它防止出现在最终签名的jar中的清单条目。
#3
0
There was a change affecting code signing: SHA-1 certificates were disabled. This is mentioned in the release notes you linked to. In particular they mention:
有一个变化影响代码签名:SHA-1证书被禁用。这在您链接到的发行说明中提到。特别是他们提到:
A new constraint named
usage, that when set, restricts the algorithm if it is used in a certificate chain for the specified use(s). Three usages are initially supported:TLSServerfor TLS/SSL server certificate chains,TLSClientfor TLS/SSL client certificate chains, andSignedJARfor certificate chains used with signed JARs.一个名为usage的新约束,当设置时,如果在证书链中使用指定的使用(s),则会限制该算法。最初支持三种用法:TLS/SSL服务器证书链的TLSServer, TLS/SSL客户端证书链的TLSClient,以及与签名jar一起使用的证书链的SignedJAR。
(emphasis mine). Note also that the release notes discuss the entire certificate chain. So even if your signing cert uses a newer/stronger hash algorithm (SHA2 etc.), it could still be rejected if the issuing authority's certificate used SHA1.
(强调我的)。还要注意,发行说明讨论了整个证书链。因此,即使您的签名证书使用了一个新的/更强的哈希算法(SHA2等),如果颁发机构的证书使用SHA1,它仍然会被拒绝。
More details at:
更多的细节:
https://bugs.openjdk.java.net/browse/JDK-8176536
https://bugs.openjdk.java.net/browse/jdk - 8176536
http://openjdk.java.net/jeps/288
http://openjdk.java.net/jeps/288
#4
0
I had the very same problem. My solution was to remove all directory entries in the jar (as they are useless normally) either by modifying the build scripts (ant:jar filesOnly="true") or with small groovy script to repack the jar without the dir entries.

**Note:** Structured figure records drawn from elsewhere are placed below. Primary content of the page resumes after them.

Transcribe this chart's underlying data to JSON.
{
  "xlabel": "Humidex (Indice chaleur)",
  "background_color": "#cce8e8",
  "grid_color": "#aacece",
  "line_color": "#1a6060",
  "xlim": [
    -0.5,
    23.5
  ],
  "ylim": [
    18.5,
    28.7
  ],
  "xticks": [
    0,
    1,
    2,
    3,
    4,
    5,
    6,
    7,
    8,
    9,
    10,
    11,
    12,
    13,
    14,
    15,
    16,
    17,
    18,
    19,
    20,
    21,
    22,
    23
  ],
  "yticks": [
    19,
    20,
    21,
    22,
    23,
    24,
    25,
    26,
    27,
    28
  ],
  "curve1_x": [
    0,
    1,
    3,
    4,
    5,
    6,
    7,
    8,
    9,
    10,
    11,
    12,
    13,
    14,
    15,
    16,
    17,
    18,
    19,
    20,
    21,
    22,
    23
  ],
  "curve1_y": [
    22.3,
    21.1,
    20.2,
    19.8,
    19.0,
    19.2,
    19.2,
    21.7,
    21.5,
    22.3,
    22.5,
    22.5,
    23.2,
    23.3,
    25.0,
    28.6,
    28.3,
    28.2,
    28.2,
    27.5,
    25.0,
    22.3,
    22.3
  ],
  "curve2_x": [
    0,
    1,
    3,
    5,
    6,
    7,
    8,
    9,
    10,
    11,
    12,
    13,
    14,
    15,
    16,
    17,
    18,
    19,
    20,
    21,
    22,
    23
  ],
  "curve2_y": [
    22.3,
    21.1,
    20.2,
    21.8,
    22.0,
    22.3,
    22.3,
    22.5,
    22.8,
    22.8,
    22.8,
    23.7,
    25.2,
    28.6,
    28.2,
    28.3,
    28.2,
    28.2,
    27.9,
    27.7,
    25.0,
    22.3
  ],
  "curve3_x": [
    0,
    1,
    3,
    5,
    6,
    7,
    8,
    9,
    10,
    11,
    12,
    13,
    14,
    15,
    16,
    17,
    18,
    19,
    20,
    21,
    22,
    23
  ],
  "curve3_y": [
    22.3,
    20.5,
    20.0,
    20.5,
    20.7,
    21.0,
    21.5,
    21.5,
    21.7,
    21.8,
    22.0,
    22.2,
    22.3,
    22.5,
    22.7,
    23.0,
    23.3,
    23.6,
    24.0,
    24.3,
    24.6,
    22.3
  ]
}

我遇到了同样的问题。我的解决方案是,通过修改构建脚本(ant:jar filesOnly=“true”)或者使用小的groovy脚本,在没有dir条目的情况下重新打包jar,从而删除jar中的所有目录条目(因为它们通常是无用的)。
This is definitely a JWS bug - I'm wondering how this went unnoticed by Oracle and if they will deliver a fast fix for this...
这绝对是一个JWS的bug -我想知道这是如何被Oracle发现的,如果他们能快速解决这个问题……
#5
0
I had problems for commons-httpclient-3.1.jar, axis-1.4.jar, xml-resolver-1.2.jar, oro-2.0.8.jar. Open the MANIFEST.MF add "/" in the end for name. re-build and sign the project and now it works
我对common -httpclient-3.1有问题。jar,轴- 1.4。jar,xml解析器- 1.2。oro-2.0.8.jar jar。打开清单。在结尾加上“/”。重新构建并签署这个项目,现在它开始工作了。